After former Pakistani Prime Minister Imran Khan was arrested in May, “we very quickly found the use of generative AI in promoting a narrative related to this group believing that the apocalypse was coming and that their savior was in the state of Pakistan,” Daniel Siegel, the report’s co-author, told VOA.
The main components of the campaign are twofold: image-based generative AI tools and audio deepfakes. Videos circulated by the network show rapid sequences of AI-generated images lauding the Muslim savior as he engages with prophets and stands in heroic poses.
The network is also using audio deepfakes, which are fake re-creations of human voices, to help legitimize the apocalypse narrative. Some videos have featured deep fakes of prominent Islamic scholars and even former American President Barack Obama.
The network is “trying to use the technology to get attention,” Siegel, a master’s candidate at Columbia University, said.
“The role of AI technologies in extremist propaganda represents the new frontier in the fight against influence campaigns and the rapidly evolving tactics of malicious actors,” the report said.
The unidentified network is also trying to elevate Pakistan’s status in the Muslim world, according to the report.
“It’s putting Pakistan in a position of power, from a religious standpoint, within the global Muslim Ummah,” said Bilva Chandra, the report’s co-author and a fellow at RAND Corporation.
“Ummah” is an Arabic word that refers to the global Muslim community.
The network is “trying to unite Muslims across the globe,” Chandra added. “So there’s a lot of potential for this network to take another direction and to galvanize the support of more Muslims around even something that could be more frightening, more dangerous than the current narrative.”
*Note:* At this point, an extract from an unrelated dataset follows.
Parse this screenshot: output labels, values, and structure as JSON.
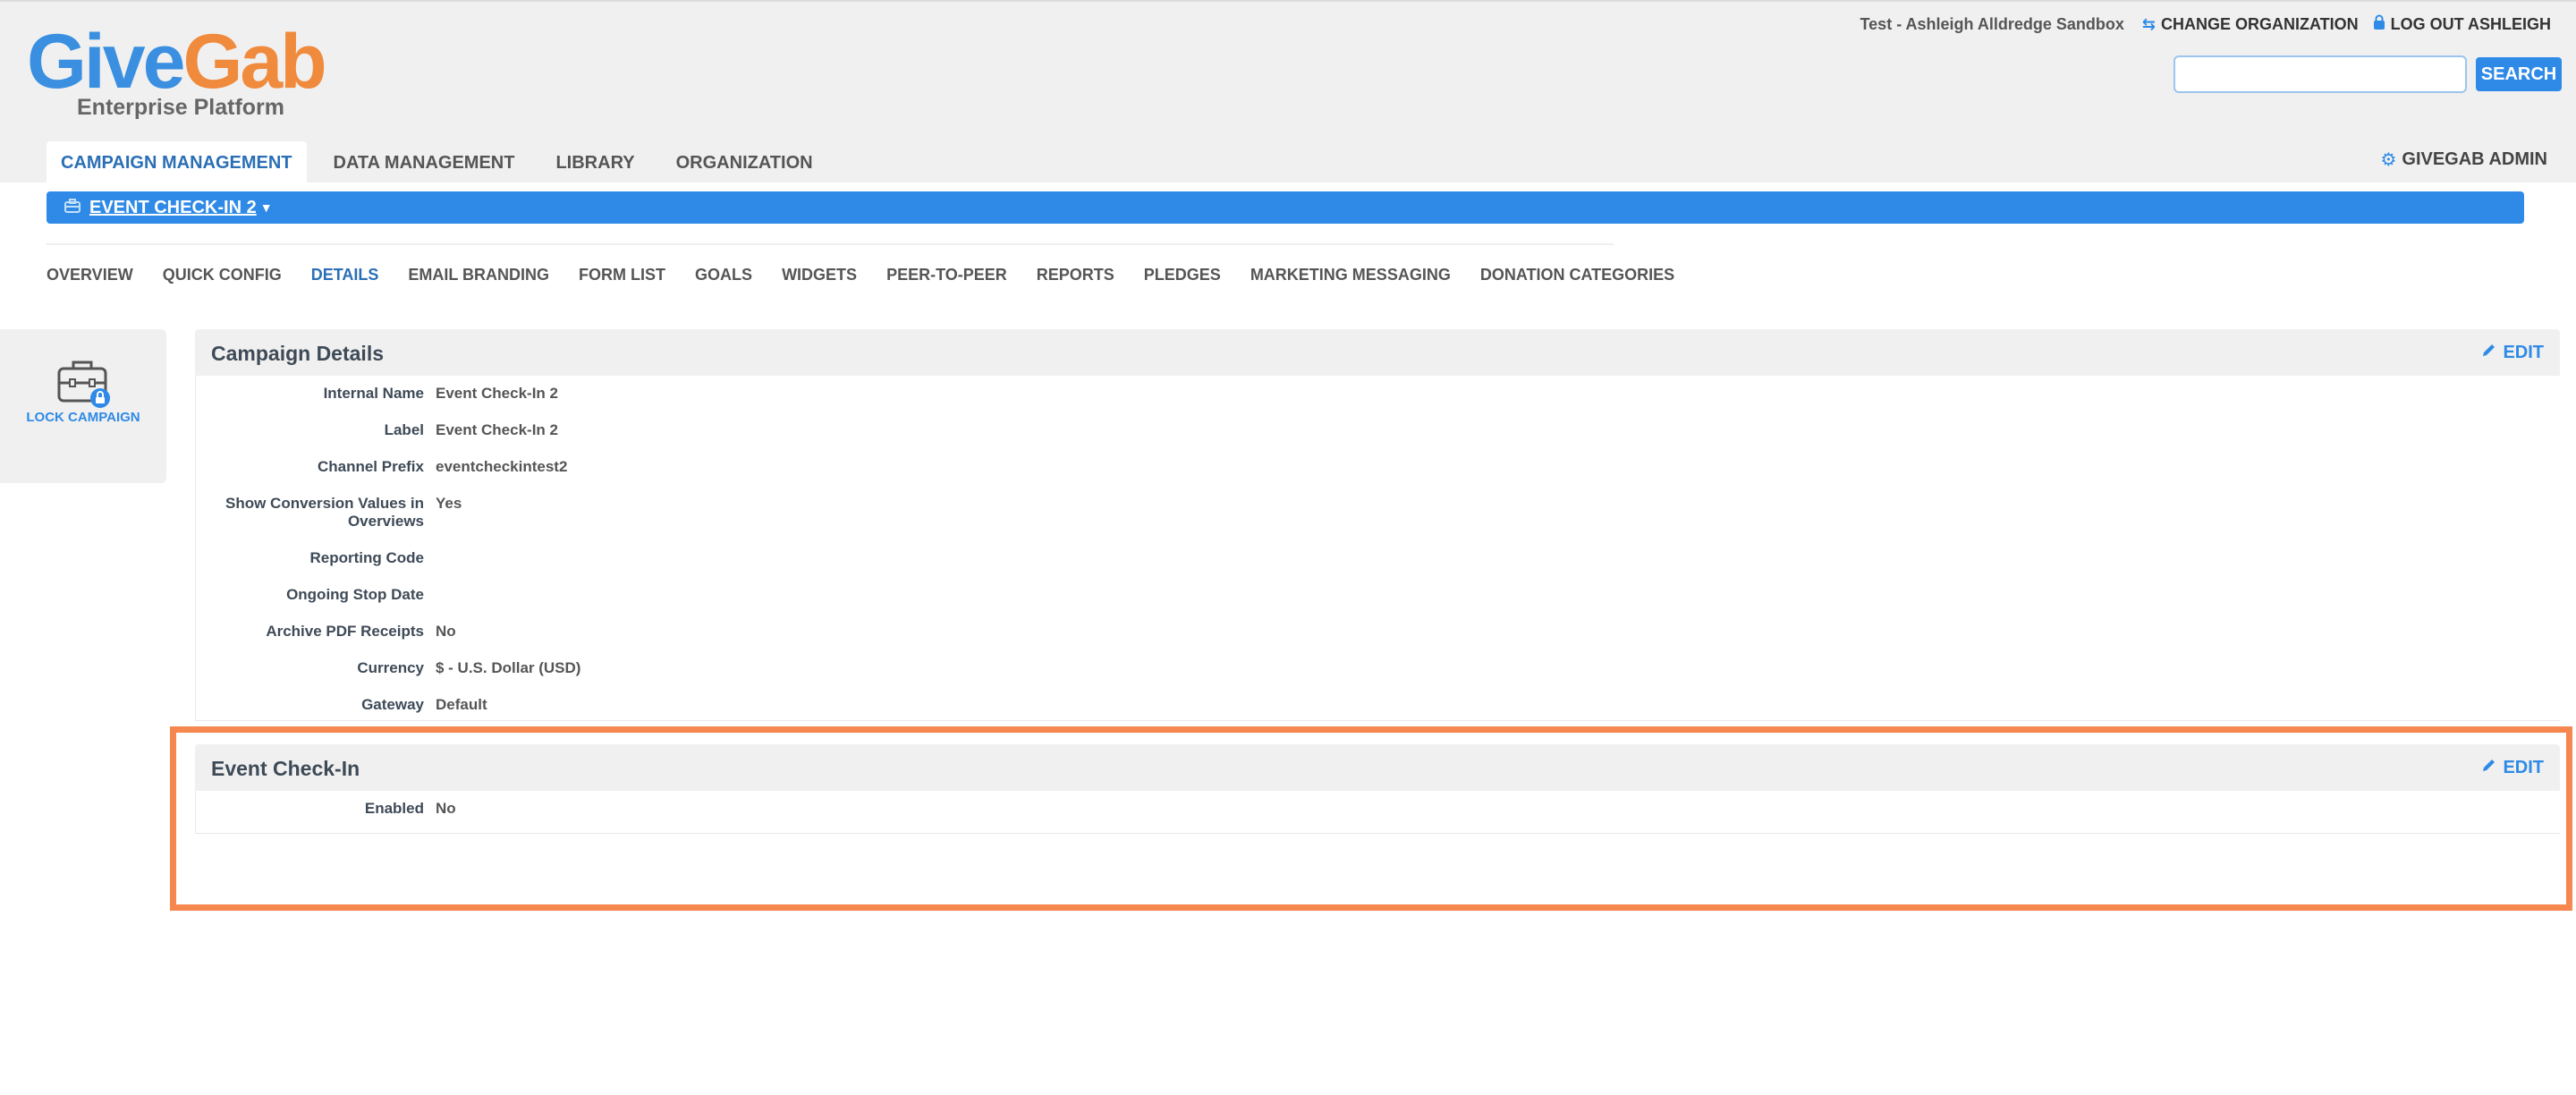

It isn’t entirely clear which specific AI tools are being used in this campaign, the report’s authors told VOA. These videos are in several languages, including English, Urdu, Bangla, Arabic, Indonesian and Malay.
As with most disinformation campaigns, it’s difficult to measure the efficacy of this particular operation. But data shows that the campaign is flourishing online. The network’s three most commonly used hashtags have over 540 million views on TikTok alone, according to the report.
“It’s getting a lot of reach. It’s getting a lot of views,” said Chandra, who previously worked in product safety for OpenAI’s image-based generative AI tool DALL-E. OpenAI also launched the generative AI chatbot ChatGPT.
After the report’s release, the network has targeted both Chandra and Siegel in various videos, they said.
To Chandra, the campaign she helped identify underscores the need for better detection and moderation strategies when it comes to generative AI.
“There are several different ways in which this can be regulated today,” she said. “It’s really important to keep tabs on all the different ways that these technologies are being exploited by the larger actors, the smaller actors, state actors, non-state actors, and everything in between.”